You're confusing footnote 6, which may reference a citation with a typo–but this references another issue—with footnote 7. It is in this footnote that he explains his claim,"...free capital mobility would invalidate the principle of comparative advantage."
In footnote 7 he writes, "Capitalists are interested in maximizing absolute profits and therefore seek to minimize absolute costs. If capital is mobile between nations, it will move to the nation with lowest absolute costs. Only if capital is internationally immobile will capitalists bother to compare internal cost ratios of countries and choose to specialize in the domestic products having the lowest relative cost compared to other nations, and to trade that good (in which they have a comparative advantage) for other goods. In other words, comparative advantage is a second-best policy that capitalists will follow only when the first-best policy of following absolute advantage is blocked by international capital immobility. For more on this, see Chapter 18 in Herman Daly and Joshua Farley, Ecological Economics (Washington, DC: Island Press, 2004)."
What Daly means is that given free factor movement, firms will not attempt to find comparative advantage domestically, but will instead move Kaptial* abroad to where costs are lowest in term of lower wages (resulting from a lower living standard), lower rents, and lower environmental and worker protection standards. This "race to the bottom" supersedes firms changing industries domestically to where, without free Kaptial mobility, their comparative advantage would otherwise lie.
Daly’s claim is largely correct: Kapital will move to where its production compliments are cheapest. This does not, however, necessarily result in comparative advantage being unrealized. Comparative advantage will be based on the new Kapital locations brought about by their being "sucked to the bottom" in terms of costs. Comparative advantage remains, but with free capital mobility, it is no longer the case that both trading partners will be necessarily left better off.
The reason for this is that absolute advantage changes with Kaptial mobilization, and this, despite comparative advantage being realized, can leave one trading partner worse off, because the effects of Kapital mobility can predominate any advantages found in realizing comparative advantage to either or both of the trading partners, free trade with Kapital mobility need not prevent comparative advantage from being realized to result in net derogatory effects to at least one of the countries.
For example, the U.S.A. might, say, have had an absolute advantage in toothbrush and toy production over China.
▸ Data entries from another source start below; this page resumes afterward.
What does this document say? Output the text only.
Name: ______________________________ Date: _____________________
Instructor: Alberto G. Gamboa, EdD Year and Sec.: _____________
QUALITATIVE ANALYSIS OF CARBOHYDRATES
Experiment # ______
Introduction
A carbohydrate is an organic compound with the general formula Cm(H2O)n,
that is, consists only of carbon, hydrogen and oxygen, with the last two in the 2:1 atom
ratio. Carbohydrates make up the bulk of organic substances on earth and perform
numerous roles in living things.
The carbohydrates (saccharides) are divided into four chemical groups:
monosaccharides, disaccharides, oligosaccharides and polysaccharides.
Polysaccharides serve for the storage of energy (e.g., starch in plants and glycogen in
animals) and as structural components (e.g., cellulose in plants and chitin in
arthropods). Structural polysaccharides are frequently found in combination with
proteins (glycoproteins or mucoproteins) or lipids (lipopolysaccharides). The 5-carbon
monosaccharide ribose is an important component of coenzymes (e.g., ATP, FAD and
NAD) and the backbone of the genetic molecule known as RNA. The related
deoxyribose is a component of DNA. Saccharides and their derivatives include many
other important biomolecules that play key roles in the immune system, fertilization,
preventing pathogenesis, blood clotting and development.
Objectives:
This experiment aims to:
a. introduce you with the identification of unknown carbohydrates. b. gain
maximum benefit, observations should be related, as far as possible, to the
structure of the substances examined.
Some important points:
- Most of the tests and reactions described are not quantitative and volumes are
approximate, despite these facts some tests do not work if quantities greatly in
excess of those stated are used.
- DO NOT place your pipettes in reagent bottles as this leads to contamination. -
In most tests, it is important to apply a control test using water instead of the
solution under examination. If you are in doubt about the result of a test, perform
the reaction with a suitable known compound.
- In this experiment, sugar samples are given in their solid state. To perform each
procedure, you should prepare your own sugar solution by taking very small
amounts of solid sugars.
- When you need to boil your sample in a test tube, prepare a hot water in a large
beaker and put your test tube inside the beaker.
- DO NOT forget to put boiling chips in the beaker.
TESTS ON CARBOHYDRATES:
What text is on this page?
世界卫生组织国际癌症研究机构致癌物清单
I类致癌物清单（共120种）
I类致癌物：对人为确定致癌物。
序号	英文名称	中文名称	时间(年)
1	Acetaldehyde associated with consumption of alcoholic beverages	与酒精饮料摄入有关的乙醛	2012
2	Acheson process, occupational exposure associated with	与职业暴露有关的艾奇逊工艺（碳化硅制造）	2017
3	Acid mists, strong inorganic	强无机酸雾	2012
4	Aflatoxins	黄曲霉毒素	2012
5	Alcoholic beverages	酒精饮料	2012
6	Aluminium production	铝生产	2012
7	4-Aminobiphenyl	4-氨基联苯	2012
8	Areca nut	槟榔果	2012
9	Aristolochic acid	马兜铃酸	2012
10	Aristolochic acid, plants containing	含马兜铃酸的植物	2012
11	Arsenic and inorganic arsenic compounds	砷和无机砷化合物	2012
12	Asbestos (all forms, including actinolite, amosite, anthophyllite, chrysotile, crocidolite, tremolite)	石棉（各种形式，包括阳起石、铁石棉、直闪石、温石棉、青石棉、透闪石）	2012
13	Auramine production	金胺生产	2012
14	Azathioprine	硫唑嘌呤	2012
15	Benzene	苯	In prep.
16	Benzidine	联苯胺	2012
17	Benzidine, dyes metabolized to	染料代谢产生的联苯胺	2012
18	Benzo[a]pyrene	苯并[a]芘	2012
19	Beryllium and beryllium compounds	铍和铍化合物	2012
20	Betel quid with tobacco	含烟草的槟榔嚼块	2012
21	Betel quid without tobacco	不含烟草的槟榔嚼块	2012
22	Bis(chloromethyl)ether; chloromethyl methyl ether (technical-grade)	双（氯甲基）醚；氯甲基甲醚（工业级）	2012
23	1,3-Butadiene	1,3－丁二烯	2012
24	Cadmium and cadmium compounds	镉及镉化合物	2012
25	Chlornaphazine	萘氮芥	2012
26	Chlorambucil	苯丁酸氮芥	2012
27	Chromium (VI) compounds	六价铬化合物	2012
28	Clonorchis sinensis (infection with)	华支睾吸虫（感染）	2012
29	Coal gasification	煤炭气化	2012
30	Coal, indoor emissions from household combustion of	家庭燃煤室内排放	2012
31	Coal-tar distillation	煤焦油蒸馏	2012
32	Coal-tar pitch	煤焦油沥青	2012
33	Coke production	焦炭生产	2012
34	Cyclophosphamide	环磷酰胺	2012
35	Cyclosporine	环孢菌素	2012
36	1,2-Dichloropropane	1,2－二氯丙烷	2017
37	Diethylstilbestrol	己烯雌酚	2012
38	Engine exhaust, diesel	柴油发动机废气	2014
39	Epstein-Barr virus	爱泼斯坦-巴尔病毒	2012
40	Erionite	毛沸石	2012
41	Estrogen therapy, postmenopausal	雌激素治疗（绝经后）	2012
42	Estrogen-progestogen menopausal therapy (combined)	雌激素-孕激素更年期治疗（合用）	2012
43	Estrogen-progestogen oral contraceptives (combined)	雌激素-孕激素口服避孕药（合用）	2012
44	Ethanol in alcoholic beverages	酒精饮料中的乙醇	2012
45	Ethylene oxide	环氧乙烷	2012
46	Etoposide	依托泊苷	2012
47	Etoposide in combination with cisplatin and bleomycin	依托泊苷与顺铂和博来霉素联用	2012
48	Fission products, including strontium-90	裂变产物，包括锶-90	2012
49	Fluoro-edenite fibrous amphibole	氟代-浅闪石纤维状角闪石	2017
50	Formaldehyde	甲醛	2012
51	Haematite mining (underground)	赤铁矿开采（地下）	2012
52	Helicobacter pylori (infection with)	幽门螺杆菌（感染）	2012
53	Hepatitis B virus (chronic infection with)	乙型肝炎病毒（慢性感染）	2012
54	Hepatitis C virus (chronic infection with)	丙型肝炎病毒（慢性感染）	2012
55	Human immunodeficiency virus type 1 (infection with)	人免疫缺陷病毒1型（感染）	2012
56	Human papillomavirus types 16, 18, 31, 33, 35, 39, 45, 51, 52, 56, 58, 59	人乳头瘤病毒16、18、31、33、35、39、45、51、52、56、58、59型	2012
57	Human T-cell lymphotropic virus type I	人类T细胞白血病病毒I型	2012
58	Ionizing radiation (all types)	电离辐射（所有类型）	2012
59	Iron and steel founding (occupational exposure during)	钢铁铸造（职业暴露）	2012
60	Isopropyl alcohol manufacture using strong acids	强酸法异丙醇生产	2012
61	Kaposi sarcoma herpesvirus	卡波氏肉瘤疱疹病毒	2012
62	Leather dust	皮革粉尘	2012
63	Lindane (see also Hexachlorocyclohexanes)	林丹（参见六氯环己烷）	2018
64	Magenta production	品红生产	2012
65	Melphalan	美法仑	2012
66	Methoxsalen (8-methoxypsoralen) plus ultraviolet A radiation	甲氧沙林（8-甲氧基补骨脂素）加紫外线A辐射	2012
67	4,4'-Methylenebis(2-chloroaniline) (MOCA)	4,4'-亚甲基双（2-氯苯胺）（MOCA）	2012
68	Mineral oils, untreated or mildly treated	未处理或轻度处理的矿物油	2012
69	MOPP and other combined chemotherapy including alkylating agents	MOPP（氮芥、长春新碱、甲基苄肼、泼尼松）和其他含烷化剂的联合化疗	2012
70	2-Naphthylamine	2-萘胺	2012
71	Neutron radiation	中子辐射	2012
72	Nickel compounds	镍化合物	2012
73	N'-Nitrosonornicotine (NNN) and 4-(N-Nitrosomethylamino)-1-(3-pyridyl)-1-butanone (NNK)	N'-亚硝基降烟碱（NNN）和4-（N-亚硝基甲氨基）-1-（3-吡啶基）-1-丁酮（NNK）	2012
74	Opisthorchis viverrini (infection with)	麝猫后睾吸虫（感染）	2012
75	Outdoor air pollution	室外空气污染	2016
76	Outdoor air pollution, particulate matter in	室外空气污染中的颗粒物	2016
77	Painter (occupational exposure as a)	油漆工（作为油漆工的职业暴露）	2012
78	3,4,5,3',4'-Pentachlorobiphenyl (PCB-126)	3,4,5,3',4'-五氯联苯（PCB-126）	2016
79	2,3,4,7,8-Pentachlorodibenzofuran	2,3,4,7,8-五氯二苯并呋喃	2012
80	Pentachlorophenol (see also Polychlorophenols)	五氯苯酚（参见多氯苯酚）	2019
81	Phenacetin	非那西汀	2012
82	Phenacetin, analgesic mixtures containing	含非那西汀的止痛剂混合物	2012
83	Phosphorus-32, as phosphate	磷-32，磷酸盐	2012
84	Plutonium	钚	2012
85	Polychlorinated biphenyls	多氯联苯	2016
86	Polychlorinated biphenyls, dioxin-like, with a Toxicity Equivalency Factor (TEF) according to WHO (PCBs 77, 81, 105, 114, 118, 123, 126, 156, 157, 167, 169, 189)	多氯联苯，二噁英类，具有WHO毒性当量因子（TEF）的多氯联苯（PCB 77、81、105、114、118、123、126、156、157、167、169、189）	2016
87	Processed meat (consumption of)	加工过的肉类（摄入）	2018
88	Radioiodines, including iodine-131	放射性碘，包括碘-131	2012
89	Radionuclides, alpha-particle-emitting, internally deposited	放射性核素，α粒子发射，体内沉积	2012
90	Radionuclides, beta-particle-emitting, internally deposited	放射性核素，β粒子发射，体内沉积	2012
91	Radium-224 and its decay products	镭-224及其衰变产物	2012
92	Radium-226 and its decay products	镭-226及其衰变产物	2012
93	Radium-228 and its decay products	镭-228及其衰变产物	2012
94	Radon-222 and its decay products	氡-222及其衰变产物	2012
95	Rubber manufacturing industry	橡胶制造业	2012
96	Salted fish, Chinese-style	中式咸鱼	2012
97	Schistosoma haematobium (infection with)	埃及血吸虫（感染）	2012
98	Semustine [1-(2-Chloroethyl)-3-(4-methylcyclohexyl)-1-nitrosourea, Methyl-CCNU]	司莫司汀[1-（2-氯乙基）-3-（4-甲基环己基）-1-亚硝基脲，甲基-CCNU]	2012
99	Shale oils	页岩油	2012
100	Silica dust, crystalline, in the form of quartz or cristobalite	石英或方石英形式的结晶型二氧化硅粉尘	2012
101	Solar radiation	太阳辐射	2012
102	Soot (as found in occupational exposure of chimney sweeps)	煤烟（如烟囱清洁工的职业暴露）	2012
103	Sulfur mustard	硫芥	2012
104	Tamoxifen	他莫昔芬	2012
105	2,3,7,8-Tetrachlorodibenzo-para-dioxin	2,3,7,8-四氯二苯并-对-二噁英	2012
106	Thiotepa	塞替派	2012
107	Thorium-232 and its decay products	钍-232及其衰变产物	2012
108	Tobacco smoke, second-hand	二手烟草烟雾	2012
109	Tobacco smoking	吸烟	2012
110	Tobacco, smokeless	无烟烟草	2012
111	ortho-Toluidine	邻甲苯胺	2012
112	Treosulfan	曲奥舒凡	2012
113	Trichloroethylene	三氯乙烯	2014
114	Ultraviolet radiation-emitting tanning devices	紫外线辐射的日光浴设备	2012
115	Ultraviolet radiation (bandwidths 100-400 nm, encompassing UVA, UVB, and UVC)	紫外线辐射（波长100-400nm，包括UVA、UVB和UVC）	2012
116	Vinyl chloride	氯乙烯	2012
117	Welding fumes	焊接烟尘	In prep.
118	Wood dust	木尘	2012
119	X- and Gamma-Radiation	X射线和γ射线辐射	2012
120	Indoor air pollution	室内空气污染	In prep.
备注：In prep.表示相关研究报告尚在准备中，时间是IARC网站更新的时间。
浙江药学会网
Given that China has a comparative advantage in toothbrush production and the U.S. in toy production, If, in autarky, the U.S. could produce 100 toothbrushes or 10 toys and China 2 toothbrushes or 1 toy,** then, if, under Kaptial-mobile free trade, Kaptial for the production of both toothbrushes and toys moved to China such that China could produce 100 toothbrushes and 10 toys and the U.S. 2 toothbrushes or 1 toy, China produces toothbrushes and the U.S. toys, but given that the international price of a toy is now, say, 10 toothbrushes, the U.S. could now consume only 10 toothbrushes or 1 toy; if the international price were 2 two toothbrushes for 1 toy, the U.S. could now consume only 2 toothbrushes or 1 toy. Either way, under free-trade with Kapital mobility, comparative advantage exists, but one of the trading partners is made worse off.
Though and extreme example, the point is made: because absolute advantage is transferable under conditions of free Kapital mobility and free trade, it can change form one partner to the next, leaving the Kapital exporter worse off. Because Kaptial holders, as opposed to national leaders, are making the production decisions in a free-market economy, free trade under Kapital mobility conditions, at least where production costs vary, does not necessarily leave both trading partners better off and may leave one worse off. Theres is also the issue of increased environmental damage and ecological destruction form Kapital moving to countries where the market externalities that they produce are less sufficiently compensated in which they may leave one or both countries in the future, if not the present, worse off.
If all factors are mobile, comparative advantage cannot exist because comparative advantage is a function of at least some of these factors remaining stationary. Theoretically, if costs differed between countries, all factors would move such that no country had a comparative advantage because they would all be the same in terms of productive ability. All factors would have to be mobile such as human abilities (human Kaptial—agents are otherwise homogenous), climate, topography, and soil quality to name at least a few. The lack of mobility of some of these factors in the "real world" may make this seem irrelevant, but the point is, any comparative advantage is only a matter of Kaptial staticity.